Хотя работала она в зале, Слоун постоянно пропадала на кухне – это было частью ее профессиональной подготовки. В ресторане считали, что все сотрудники должны обладать достаточными познаниями чтобы, когда клиент спросит, как приготовлен морской окунь, официанты могли бы дать компетентный, исчерпывающий ответ.
Обычно новичков отправляли поочередно на разные этапы готовки – холодные закуски, горячее, десерты и т. п. Но Ричард, шеф-повар, поступил с ней иначе.
Он встретил ее в зале. Вытер руки влажной тряпкой. У него были резкие, угловатые черты лица и глаза, которые могли лучиться попеременно то теплом, то лукавством.
Ричард улыбнулся и предложил:
– А что, если нам сделать шарики из мацы?

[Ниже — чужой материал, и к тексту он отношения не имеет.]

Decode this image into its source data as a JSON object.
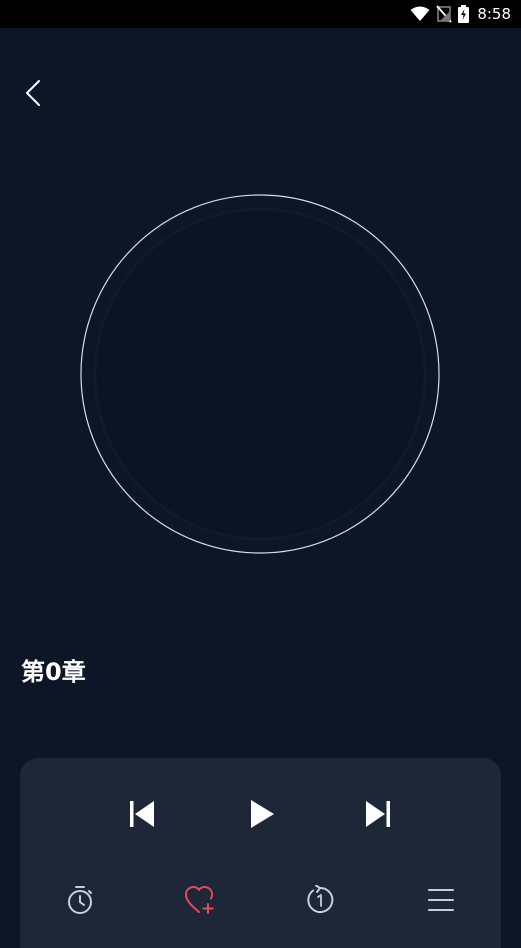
{
  "status_bar": {
    "time": "8:58",
    "icons": [
      "wifi-icon",
      "no-signal-icon",
      "battery-charging-icon"
    ]
  },
  "nav": {
    "back_icon": "chevron-left-icon"
  },
  "player": {
    "chapter_title": "第0章",
    "controls": {
      "previous_icon": "skip-previous-icon",
      "play_icon": "play-icon",
      "next_icon": "skip-next-icon"
    },
    "tools": [
      {
        "name": "timer",
        "icon": "timer-icon"
      },
      {
        "name": "favorite",
        "icon": "heart-add-icon"
      },
      {
        "name": "replay",
        "icon": "replay-1-icon"
      },
      {
        "name": "playlist",
        "icon": "playlist-icon"
      }
    ]
  },
  "colors": {
    "background": "#0c1627",
    "panel": "#1e2738",
    "text": "#ffffff",
    "accent": "#e84a55",
    "icon": "#c9ced8"
  }
}
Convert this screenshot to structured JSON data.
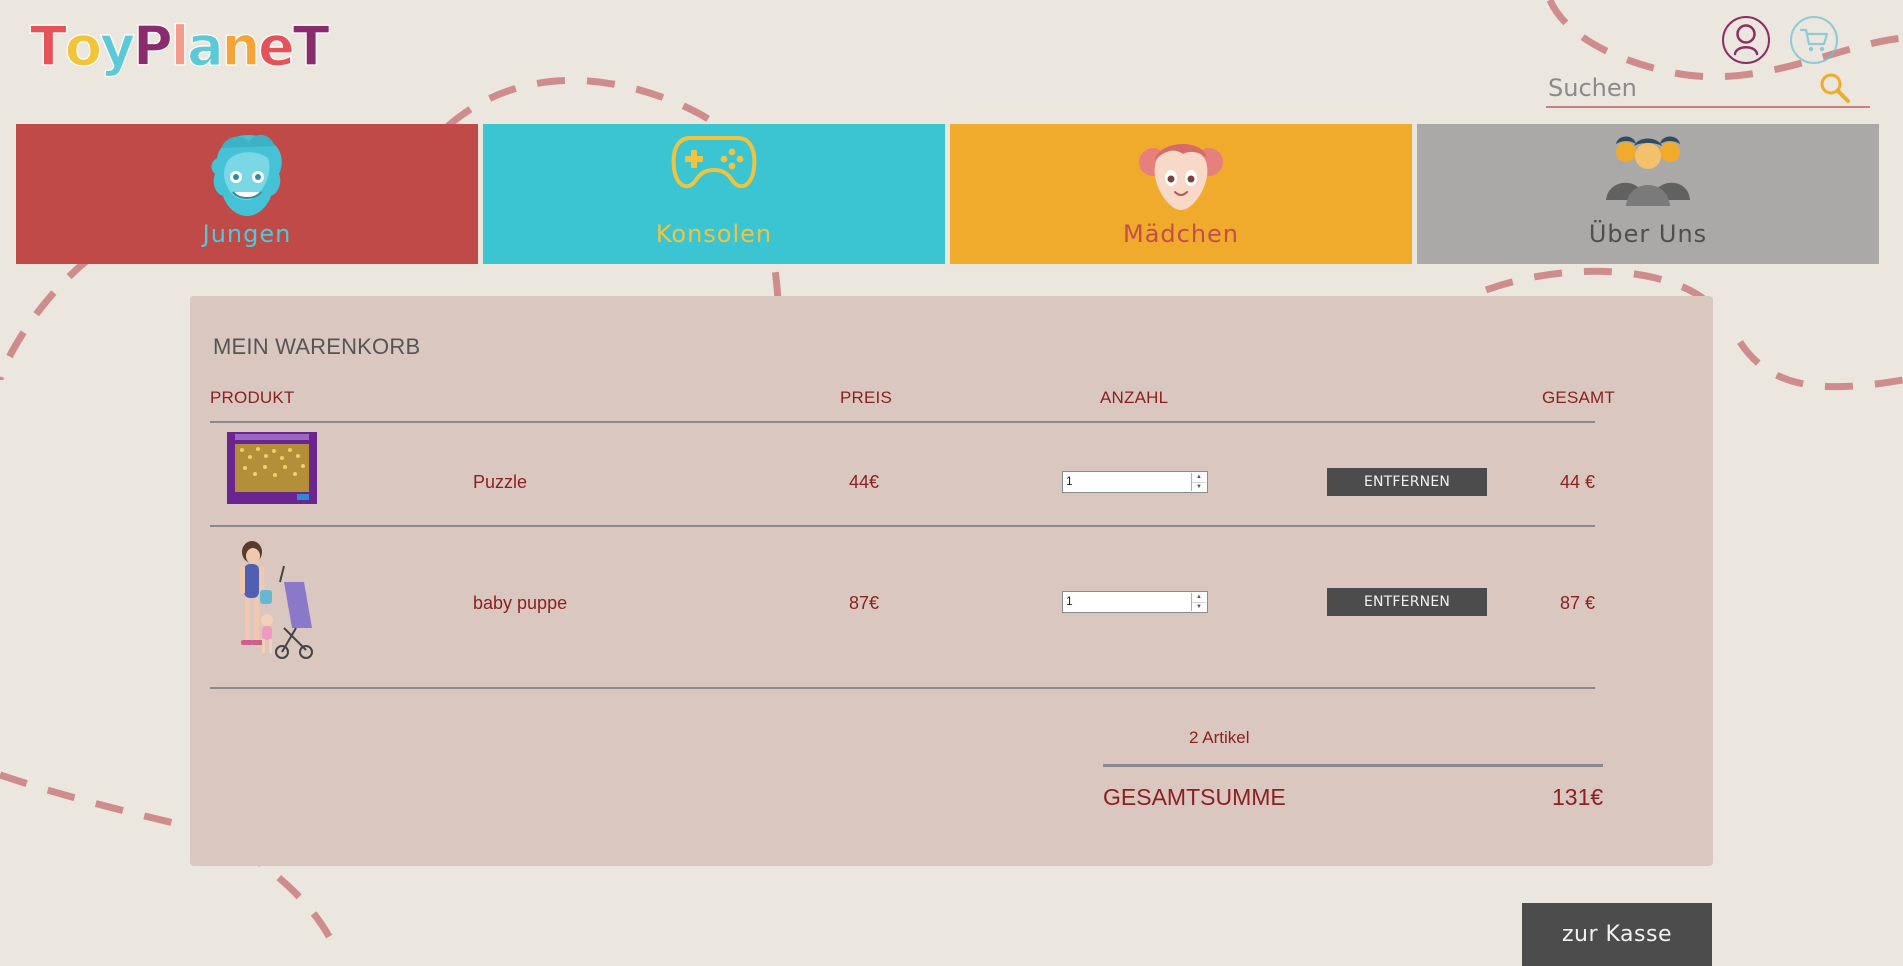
{
  "brand": {
    "letters": [
      "T",
      "o",
      "y",
      "P",
      "l",
      "a",
      "n",
      "e",
      "T"
    ],
    "colors": [
      "#e4525a",
      "#f1c43a",
      "#5bcad6",
      "#8a2b6d",
      "#f59b8a",
      "#5bcad6",
      "#f6a338",
      "#e4525a",
      "#8a2b6d"
    ]
  },
  "header": {
    "account_icon": "user-icon",
    "cart_icon": "cart-icon",
    "search": {
      "placeholder": "Suchen",
      "icon": "search-icon"
    }
  },
  "categories": [
    {
      "label": "Jungen",
      "icon": "boy-face-icon",
      "background": "#c04a47",
      "label_color": "#4fc8d8"
    },
    {
      "label": "Konsolen",
      "icon": "gamepad-icon",
      "background": "#3bc5d3",
      "label_color": "#f0c43f"
    },
    {
      "label": "Mädchen",
      "icon": "girl-face-icon",
      "background": "#f0ab2d",
      "label_color": "#c34e4a"
    },
    {
      "label": "Über Uns",
      "icon": "team-icon",
      "background": "#aaa9a7",
      "label_color": "#4f4f4f"
    }
  ],
  "cart": {
    "title": "MEIN WARENKORB",
    "columns": {
      "product": "PRODUKT",
      "price": "PREIS",
      "quantity": "ANZAHL",
      "total": "GESAMT"
    },
    "items": [
      {
        "name": "Puzzle",
        "price": "44€",
        "quantity": "1",
        "remove_label": "ENTFERNEN",
        "total": "44 €",
        "image": "puzzle-box-image"
      },
      {
        "name": "baby puppe",
        "price": "87€",
        "quantity": "1",
        "remove_label": "ENTFERNEN",
        "total": "87 €",
        "image": "doll-stroller-image"
      }
    ],
    "summary": {
      "count_text": "2 Artikel",
      "total_label": "GESAMTSUMME",
      "total_value": "131€"
    }
  },
  "checkout": {
    "label": "zur Kasse"
  }
}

Слоун засмеялась. Шарики из мацы? Она огляделась вокруг. Они были в обеденном зале ресторана французской и тайской кухни. Звучала тихая музыка. Слоун опустила глаза на ковер. Его орнаменты и расцветки вдруг навели ее на мысли о пирамидах посреди песчаной пустыни в тех странах, которые никогда не видела. Иногда Слоун представляла, что возникает ниоткуда и любое место, где она окажется, могло быть другим. И что никто не скучает по ней ни дома, ни в университете. Но все же знала, что часто именно она становится центром вечеринки. Знала, что, не увидев ее до десяти вечера там, где она должна быть, люди начнут спрашивать о ней. Ей мерещилось, что однажды другие женщины скажут: «Хотелось бы мне, чтобы Слоун была моей мамой», – после того как она устроит изысканный прием в честь дня рождения своего сына-третьеклассника.
И вот она стояла в этом ресторане, чувствуя, что находится в теле человека, которого до конца не понимает. Отчасти это чувство было связано со страхом отсутствия самоидентичности. Она никогда не знала точно, кто она такая, и поэтому изо всех сил старалась сосредоточиться на том, чтобы хотя бы не быть скучной.